Some doctors described it as a “crack of light” after more than a year of campaigning for improvements.
A long list of healthcare unions and professional bodies has been making increasingly desperate appeals for what are called FFP3 respirators.
These are designed to filter out infectious aerosols that may be lingering in the air, particularly in close proximity to patients.
Growing evidence of the risks of airborne transmission has led the government to emphasise the importance of ventilation – with the words “fresh air” now added to the public messaging.
And now a technical document released by Sage concludes that healthcare workers may need higher standards of respiratory protective equipment (RPE).
‘Crack of light’
It says that where there’s “an unacceptable risk of transmission”, and other measures have already been applied, “it may be necessary to consider the extended use of appropriate RPE (such as FFP3 masks)”.

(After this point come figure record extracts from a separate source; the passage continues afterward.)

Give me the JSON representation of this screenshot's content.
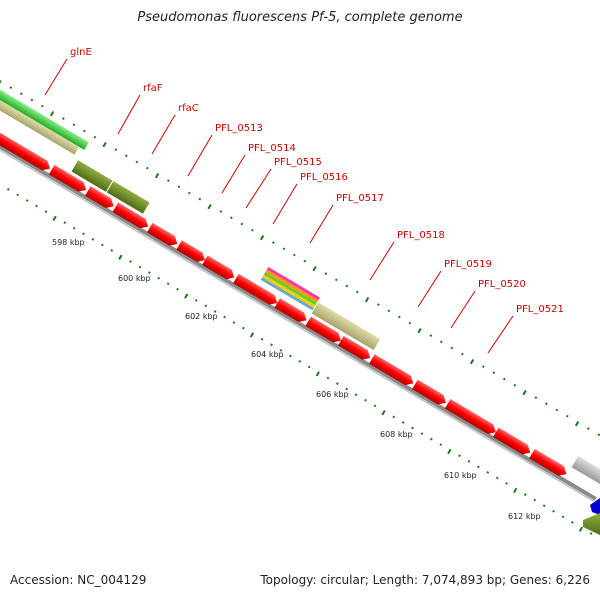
{
  "title": "Pseudomonas fluorescens Pf-5, complete genome",
  "footer": {
    "accession": "Accession: NC_004129",
    "stats": "Topology: circular; Length: 7,074,893 bp; Genes: 6,226"
  },
  "colors": {
    "cds_forward": "#ff0000",
    "gene_olive": "#6b8e23",
    "gene_khaki": "#c8c48a",
    "gene_green": "#33cc33",
    "tick": "#1a7a1a",
    "label": "#cc0000",
    "backbone": "#999999"
  },
  "gene_labels": [
    "glnE",
    "rfaF",
    "rfaC",
    "PFL_0513",
    "PFL_0514",
    "PFL_0515",
    "PFL_0516",
    "PFL_0517",
    "PFL_0518",
    "PFL_0519",
    "PFL_0520",
    "PFL_0521"
  ],
  "scale_labels": [
    "598 kbp",
    "600 kbp",
    "602 kbp",
    "604 kbp",
    "606 kbp",
    "608 kbp",
    "610 kbp",
    "612 kbp"
  ]
}
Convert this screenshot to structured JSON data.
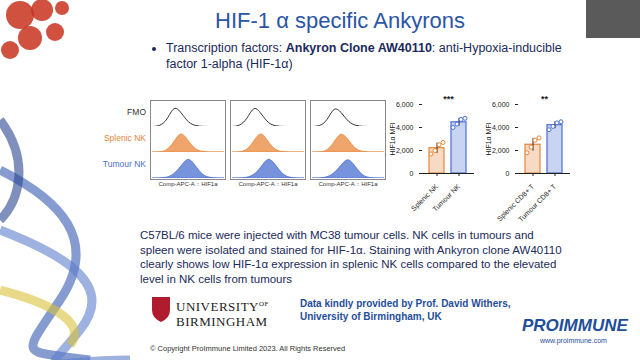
{
  "slide": {
    "title": "HIF-1 α specific Ankyrons",
    "bullet": {
      "lead": "Transcription factors: ",
      "bold": "Ankyron Clone AW40110",
      "rest": ": anti-Hypoxia-inducible factor 1-alpha (HIF-1α)"
    },
    "paragraph": "C57BL/6 mice were injected with MC38 tumour cells. NK cells in tumours and spleen were isolated and stained for HIF-1α. Staining with Ankyron clone AW40110 clearly shows low HIF-1α expression in splenic NK cells compared to the elevated level in NK cells from tumours",
    "university": {
      "line1": "UNIVERSITY",
      "superscript": "OF",
      "line2": "BIRMINGHAM"
    },
    "credit": "Data kindly provided by Prof. David Withers, University of Birmingham, UK",
    "copyright": "© Copyright ProImmune Limited 2023. All Rights Reserved",
    "logo": {
      "name": "PROIMMUNE",
      "url": "www.proimmune.com"
    }
  },
  "chart_data": [
    {
      "type": "area",
      "x_label": "Comp-APC-A :: HIF1a",
      "x": [
        0,
        1,
        2,
        3,
        4,
        5,
        6,
        7,
        8,
        9,
        10
      ],
      "xlim": [
        0,
        10
      ],
      "ylim": [
        0,
        1
      ],
      "tick_labels": false,
      "series": [
        {
          "name": "FMO",
          "color": "#333333",
          "type": "line",
          "values": [
            [
              0,
              0.02,
              0.25,
              0.95,
              0.6,
              0.15,
              0.03,
              0,
              0,
              0,
              0
            ],
            [
              0,
              0.03,
              0.3,
              0.95,
              0.55,
              0.12,
              0.02,
              0,
              0,
              0,
              0
            ],
            [
              0,
              0.02,
              0.22,
              0.9,
              0.62,
              0.18,
              0.04,
              0,
              0,
              0,
              0
            ]
          ]
        },
        {
          "name": "Splenic NK",
          "color": "#e8863a",
          "type": "area",
          "values": [
            [
              0,
              0,
              0.05,
              0.4,
              0.95,
              0.5,
              0.1,
              0.02,
              0,
              0,
              0
            ],
            [
              0,
              0,
              0.06,
              0.45,
              0.95,
              0.45,
              0.08,
              0.01,
              0,
              0,
              0
            ],
            [
              0,
              0,
              0.04,
              0.38,
              0.92,
              0.55,
              0.12,
              0.02,
              0,
              0,
              0
            ]
          ]
        },
        {
          "name": "Tumour NK",
          "color": "#4a6fd0",
          "type": "area",
          "values": [
            [
              0,
              0,
              0.02,
              0.15,
              0.5,
              0.95,
              0.55,
              0.12,
              0.02,
              0,
              0
            ],
            [
              0,
              0,
              0.02,
              0.12,
              0.45,
              0.95,
              0.6,
              0.15,
              0.02,
              0,
              0
            ],
            [
              0,
              0,
              0.03,
              0.18,
              0.55,
              0.92,
              0.5,
              0.1,
              0.01,
              0,
              0
            ]
          ]
        }
      ]
    },
    {
      "type": "bar",
      "y_label": "HIF1α MFI",
      "categories": [
        "Splenic NK",
        "Tumour NK"
      ],
      "values": [
        2200,
        4450
      ],
      "errors": [
        450,
        350
      ],
      "points": [
        [
          1700,
          2000,
          2500,
          2700
        ],
        [
          4000,
          4300,
          4700,
          4800
        ]
      ],
      "colors": [
        "#e8863a",
        "#4a6fd0"
      ],
      "ylim": [
        0,
        6000
      ],
      "yticks": [
        0,
        {
          "value": 2000,
          "label": "2,000"
        },
        {
          "value": 4000,
          "label": "4,000"
        },
        {
          "value": 6000,
          "label": "6,000"
        }
      ],
      "significance": "***"
    },
    {
      "type": "bar",
      "y_label": "HIF1α MFI",
      "categories": [
        "Splenic CD8+ T",
        "Tumour CD8+ T"
      ],
      "values": [
        2500,
        4200
      ],
      "errors": [
        550,
        300
      ],
      "points": [
        [
          1800,
          2300,
          2900,
          3100
        ],
        [
          3800,
          4100,
          4400,
          4500
        ]
      ],
      "colors": [
        "#e8863a",
        "#4a6fd0"
      ],
      "ylim": [
        0,
        6000
      ],
      "yticks": [
        0,
        {
          "value": 2000,
          "label": "2,000"
        },
        {
          "value": 4000,
          "label": "4,000"
        },
        {
          "value": 6000,
          "label": "6,000"
        }
      ],
      "significance": "**"
    }
  ]
}
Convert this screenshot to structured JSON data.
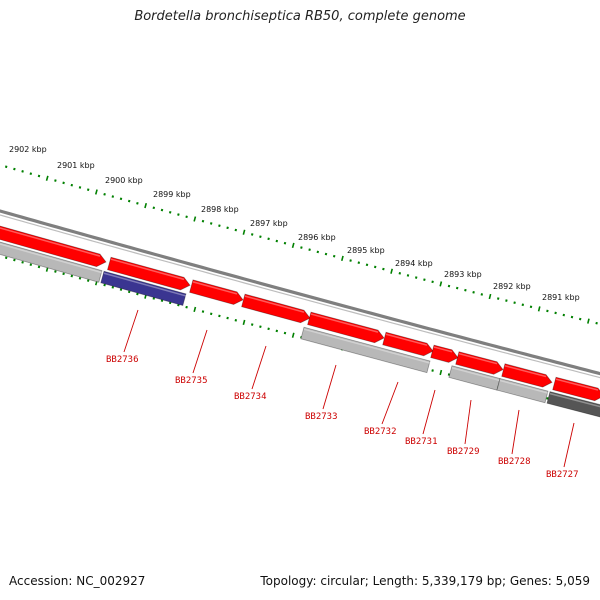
{
  "title": "Bordetella bronchiseptica RB50, complete genome",
  "accession": "Accession: NC_002927",
  "topology": "Topology: circular; Length: 5,339,179 bp; Genes: 5,059",
  "colors": {
    "ruler": "#008000",
    "backbone": "#7f7f7f",
    "forward_gene": "#ff0000",
    "reverse_gene_light": "#b8b8b8",
    "reverse_gene_dark": "#555555",
    "highlight_gene": "#3a3591",
    "label": "#cc0000"
  },
  "ruler": {
    "labels": [
      "2902 kbp",
      "2901 kbp",
      "2900 kbp",
      "2899 kbp",
      "2898 kbp",
      "2897 kbp",
      "2896 kbp",
      "2895 kbp",
      "2894 kbp",
      "2893 kbp",
      "2892 kbp",
      "2891 kbp"
    ]
  },
  "genes": [
    {
      "name": "BB2736",
      "strand": "reverse",
      "color": "highlight_gene"
    },
    {
      "name": "BB2735",
      "strand": "forward",
      "color": "forward_gene"
    },
    {
      "name": "BB2734",
      "strand": "forward",
      "color": "forward_gene"
    },
    {
      "name": "BB2733",
      "strand": "reverse",
      "color": "reverse_gene_light"
    },
    {
      "name": "BB2732",
      "strand": "forward",
      "color": "forward_gene"
    },
    {
      "name": "BB2731",
      "strand": "forward",
      "color": "forward_gene"
    },
    {
      "name": "BB2729",
      "strand": "reverse",
      "color": "reverse_gene_light"
    },
    {
      "name": "BB2728",
      "strand": "reverse",
      "color": "reverse_gene_light"
    },
    {
      "name": "BB2727",
      "strand": "reverse",
      "color": "reverse_gene_dark"
    }
  ]
}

Dr Matt Butler, a consultant in geriatrics in Cambridge, said: “This is huge, it’s the first time they’ve acknowledged this, it’s a crack of light.”
He has long argued that surgical masks don’t offer enough protection against aerosols, and that FFP3 masks should instead be issued to all medics caring for confirmed or suspected Covid patients.
As the guidance stands, they are only worn in intensive care units or where certain “aerosol generating procedures” are carried out.
The new scientific assessment has yet to be adopted by the authorities in charge of the rules on PPE.
But Dr Butler hopes that will follow, and that the lull in the numbers being admitted to hospital will allow stocks of the devices to be built up and for staff to be fitted for them.
“We’ve got a bit of reprieve until the next wave or peak, so now’s the time to get ready,” he said.
Shift in science
At least 23 hospital trusts have broken with the official guidelines by giving the Covid-facing staff FFP3 masks.
Dr Eilir Hughes, a GP in north Wales who helped to set up the FreshAirNHS campaign group, says the shift in scientific advice marks a significant moment.
“It feels like a door that was locked has now been opened, at least slightly, and it sounds like the science on airborne transmission is starting to be recognised.”
The Sage document points out that FFP3 masks are “intrusive and can be uncomfortable to wear”.
And it warns that they need to be properly worn and can give a false sense of security, with a risk of self-contamination as staff touch them or remove them.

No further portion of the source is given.